Scientists can better predict solar storms and space weather by understanding the origin of solar wind.

Solar storms are not only beautiful, but they can also have a negative impact on satellites and the Earth's electrical grid.

In a press release, James Drake, distinguished professor of Physics at the University of Maryland College Park, said that understanding the mechanism of the sun's winds is important to Earth for practical reasons. This will affect our understanding of how the sun releases its energy and creates geomagnetic disturbances that threaten our communication systems.

Data from the spacecraft revealed that coronal holes behave like showerheads. Jets appear as bright spots on the surface of the sun, indicating where the magnetic fields enter and exit the photosphere.

Magnetic fields break and reconnect as they pass in opposite directions, within these funnels, on the surface of the sun. This sends charged particles out the sun.

In a press release, Stuart D. Bale - a professor of Physics at the University of California in Berkeley - said that the photosphere was covered with convection cells.
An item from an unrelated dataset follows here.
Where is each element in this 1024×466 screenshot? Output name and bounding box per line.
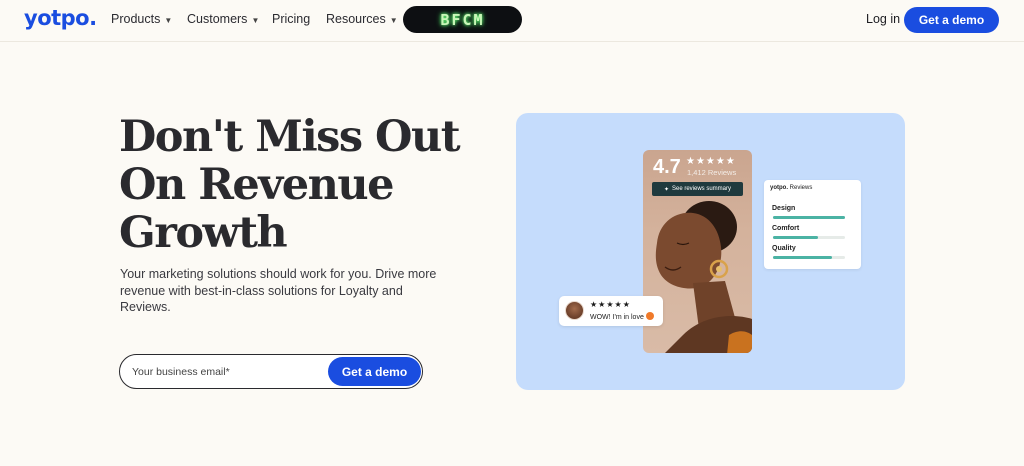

Where these supergranulations cells meet and move downward, they drag magnetic fields in their path to this funnel-like downward type. There, the magnetic field is very intense because it is jammed. This is like a scooping of magnetic field into a drain. We can see the spatial separation between these little funnels and drains in solar probe data.

Parker Solar Probe detected highly-energetic particles that traveled between 10 and hundred times faster than solar wind. This led the researchers to believe the fast solar winds are created by reconnection magnetic fields.

Bale stated that the magnetic reconnection in these funnel structures is the source of energy for the fast solar winds. It's not just everywhere in the coronal hole. It's substructured inside coronal holes, to these supergranulation cell. These little bundles are magnetic energy associated with convection flow. We think that our results are a strong indication that reconnection is the cause.

The solar cycle

In July 2025 the sun will reach its solar maximum. This is why solar flares, northern and southern lights are being seen in unexpected locations. Parker Solar Probe, as well as a separate mission called Solar Orbiter are in a perfect position to observe these powerful and dynamic forces.

Scientists are thankful that Parker Solar Probe was launched before the sun's dramatic increase during the quieter Solar Minimum, when chaos could not have obscured observations.

Bale stated that there was some concern at the start of the mission when we were launching this thing into the quietest and dullest part of the cycle. But I don't think we would have known what was going on without it. It would have just been too messy. We're lucky to have launched it during the solar minimum.